A Fibonacci series code in Java generates a sequence where each number is the sum of the two preceding ones. It typically starts with 0 and 1. The series can be implemented using recursion or iteration. For example, the code iteratively calculates and prints the Fibonacci sequence based on user-defined length.
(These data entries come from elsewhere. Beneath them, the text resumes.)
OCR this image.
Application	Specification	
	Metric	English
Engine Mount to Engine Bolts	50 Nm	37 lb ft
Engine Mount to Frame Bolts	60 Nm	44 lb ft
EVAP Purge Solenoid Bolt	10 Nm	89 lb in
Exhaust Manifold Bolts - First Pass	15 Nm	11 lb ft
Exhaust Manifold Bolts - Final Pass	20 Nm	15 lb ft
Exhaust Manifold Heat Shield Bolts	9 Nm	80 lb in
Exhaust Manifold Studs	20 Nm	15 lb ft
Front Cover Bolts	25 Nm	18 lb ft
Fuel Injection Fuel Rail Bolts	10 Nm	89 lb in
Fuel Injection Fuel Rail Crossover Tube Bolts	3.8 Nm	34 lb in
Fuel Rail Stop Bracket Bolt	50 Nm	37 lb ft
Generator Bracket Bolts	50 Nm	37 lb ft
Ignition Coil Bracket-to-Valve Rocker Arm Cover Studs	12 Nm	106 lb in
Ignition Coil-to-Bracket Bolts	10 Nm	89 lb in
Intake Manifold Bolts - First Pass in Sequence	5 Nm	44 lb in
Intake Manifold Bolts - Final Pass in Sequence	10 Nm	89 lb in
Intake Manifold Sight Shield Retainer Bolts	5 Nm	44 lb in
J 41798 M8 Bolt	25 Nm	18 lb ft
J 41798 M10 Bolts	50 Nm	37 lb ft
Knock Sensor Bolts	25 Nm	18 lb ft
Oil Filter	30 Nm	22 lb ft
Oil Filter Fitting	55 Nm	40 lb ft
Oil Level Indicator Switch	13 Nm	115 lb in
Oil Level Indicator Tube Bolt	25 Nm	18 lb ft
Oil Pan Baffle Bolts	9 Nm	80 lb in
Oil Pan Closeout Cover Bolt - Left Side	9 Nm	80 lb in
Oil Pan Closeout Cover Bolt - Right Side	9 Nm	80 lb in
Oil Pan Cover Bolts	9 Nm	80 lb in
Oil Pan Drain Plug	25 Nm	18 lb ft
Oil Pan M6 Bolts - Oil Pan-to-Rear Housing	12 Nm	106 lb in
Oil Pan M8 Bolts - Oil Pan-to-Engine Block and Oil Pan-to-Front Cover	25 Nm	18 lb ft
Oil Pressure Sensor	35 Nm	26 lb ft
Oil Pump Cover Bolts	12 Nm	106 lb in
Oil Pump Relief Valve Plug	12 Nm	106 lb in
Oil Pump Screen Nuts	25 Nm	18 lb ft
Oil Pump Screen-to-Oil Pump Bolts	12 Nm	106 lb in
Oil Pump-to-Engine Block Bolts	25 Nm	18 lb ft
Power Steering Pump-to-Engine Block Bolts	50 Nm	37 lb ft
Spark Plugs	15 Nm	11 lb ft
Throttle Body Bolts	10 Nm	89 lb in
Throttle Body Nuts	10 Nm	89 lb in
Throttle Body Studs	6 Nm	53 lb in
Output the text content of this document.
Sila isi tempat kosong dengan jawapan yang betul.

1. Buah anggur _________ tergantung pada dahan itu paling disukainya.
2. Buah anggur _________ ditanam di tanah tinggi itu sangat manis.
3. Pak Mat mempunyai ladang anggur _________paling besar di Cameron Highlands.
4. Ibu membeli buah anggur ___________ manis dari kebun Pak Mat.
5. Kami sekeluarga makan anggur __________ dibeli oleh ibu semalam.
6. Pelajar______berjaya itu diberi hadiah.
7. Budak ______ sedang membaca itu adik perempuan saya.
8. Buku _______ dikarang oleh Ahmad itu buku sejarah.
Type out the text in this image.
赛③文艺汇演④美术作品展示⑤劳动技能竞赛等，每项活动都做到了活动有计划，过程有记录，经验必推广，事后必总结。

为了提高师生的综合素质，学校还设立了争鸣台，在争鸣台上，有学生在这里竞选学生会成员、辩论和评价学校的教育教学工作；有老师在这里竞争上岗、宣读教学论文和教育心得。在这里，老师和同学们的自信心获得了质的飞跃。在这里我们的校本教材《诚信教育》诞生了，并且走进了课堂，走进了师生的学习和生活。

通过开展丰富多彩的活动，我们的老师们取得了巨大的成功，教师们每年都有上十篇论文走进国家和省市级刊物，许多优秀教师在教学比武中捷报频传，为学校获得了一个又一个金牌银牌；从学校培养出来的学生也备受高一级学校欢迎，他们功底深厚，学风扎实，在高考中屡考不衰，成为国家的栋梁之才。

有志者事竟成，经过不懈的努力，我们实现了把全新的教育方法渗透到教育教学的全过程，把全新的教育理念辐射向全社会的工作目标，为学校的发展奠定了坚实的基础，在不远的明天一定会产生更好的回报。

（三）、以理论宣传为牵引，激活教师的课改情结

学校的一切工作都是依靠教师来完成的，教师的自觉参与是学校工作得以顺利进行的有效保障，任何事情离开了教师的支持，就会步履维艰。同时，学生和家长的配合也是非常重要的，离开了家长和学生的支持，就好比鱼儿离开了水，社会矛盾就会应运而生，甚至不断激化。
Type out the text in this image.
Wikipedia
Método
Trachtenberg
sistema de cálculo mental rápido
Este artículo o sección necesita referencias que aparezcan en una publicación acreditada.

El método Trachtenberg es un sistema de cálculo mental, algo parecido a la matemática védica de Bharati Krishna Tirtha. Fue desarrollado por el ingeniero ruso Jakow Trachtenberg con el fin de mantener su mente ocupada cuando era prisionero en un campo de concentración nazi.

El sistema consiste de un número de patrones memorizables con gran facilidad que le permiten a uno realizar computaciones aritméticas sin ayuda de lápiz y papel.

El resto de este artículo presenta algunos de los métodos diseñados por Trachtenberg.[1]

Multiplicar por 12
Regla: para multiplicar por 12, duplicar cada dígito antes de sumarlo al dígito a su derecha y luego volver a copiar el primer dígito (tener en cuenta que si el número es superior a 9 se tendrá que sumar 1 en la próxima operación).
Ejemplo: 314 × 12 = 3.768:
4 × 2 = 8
**How to print Fibonacci series in Java using scanner?**

To print the Fibonacci series in Java using Scanner, import the java.util.Scanner class. Use Scanner to get user input for the desired length of the series. Then, employ an iterative loop to calculate and print the Fibonacci sequence. For example, using Scanner to take user input for the series length and printing the resulting Fibonacci sequence.

## Conclusion

In conclusion, implementing the Fibonacci series in Java involves using either recursion or iteration. The series starts with 0 and 1, and each subsequent number is the sum of the two preceding ones. The choice between recursion and iteration depends on efficiency and programming preferences. Scanner can be employed to take user input for the length of the series. Overall, understanding the iterative or recursive logic behind the Fibonacci series is crucial for writing effective Java code.